Affaire Baby Loup - Extraits de l'arrêt de la Cour d'appel de Paris du 27 novembre 2013
"Une personne morale de droit privé, qui assure une mission d'intérêt général, peut dans certaines circonstances constituer une entreprise de conviction au sens de la jurisprudence de la Cour européenne des droits de l'homme et se doter de statuts et d'un règlement intérieur prévoyant une obligation de neutralité du personnel dans l'exercice de ses tâches.
Une telle obligation emporte notamment interdiction de porter tout signe ostentatoire de religion.(...)
La formulation de cette obligation de neutralité dans le règlement intérieur est suffisamment précise pour qu'elle soit entendue comme étant limitée aux activités d'éveil et d'accompagnement des enfants à l'intérieur et à l'extérieur des locaux professionnels; elle n'a donc pas la portée d'une interdiction générale puisqu'elle exclut les activités sans contact avec les enfants, notamment celles destinées à l'insertion sociale et professionnelle des femmes du quartier qui se déroulent hors la présence des enfants confiés à la crèche .
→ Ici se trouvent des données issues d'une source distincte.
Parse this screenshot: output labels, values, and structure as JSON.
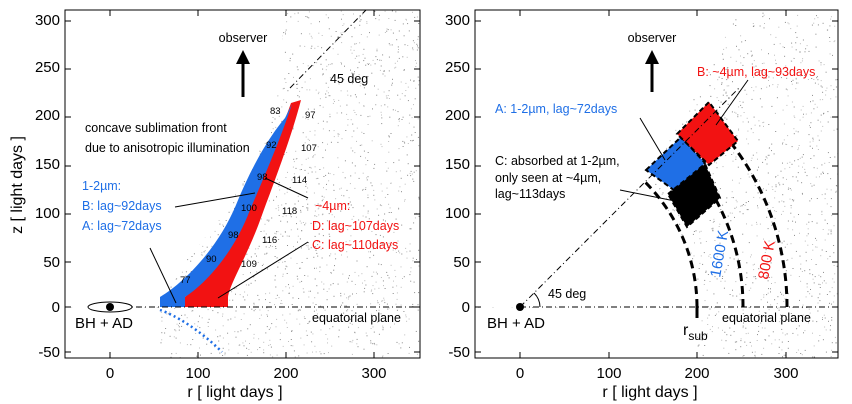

Les restrictions ainsi prévues sont, pour les raisons ci-dessus exposées, justifiées par la nature de la tâche à accomplir et proportionnées au but recherché au sens des articles L. 1121-1 et L. 1321-3 du code du travail.
Au vu de l'ensemble des considérations développées, elles ne portent pas atteinte aux libertés fondamentales, dont la liberté religieuse, et ne présentent pas un caractère discriminatoire au sens de l'article L. 1132-1 du code du travail.
Elles répondent aussi dans le cas particulier à l'exigence professionnele essentielle et déterminante de respecter et protéger la conscience en éveil des enfants, même si cette exigence ne résulte pas de la loi. (...)
Le comportement de Mme X, alors que la mise à pied reposait, pour les raisons ci-dessus exposées, sur un ordre licite de l'employeur au regard de l'obligation spécifique de neutralité imposée à la salariée par le règlement intérieur de l'entreprise, caractérise une faute grave nécessitant le départ immédiat de celle-ci."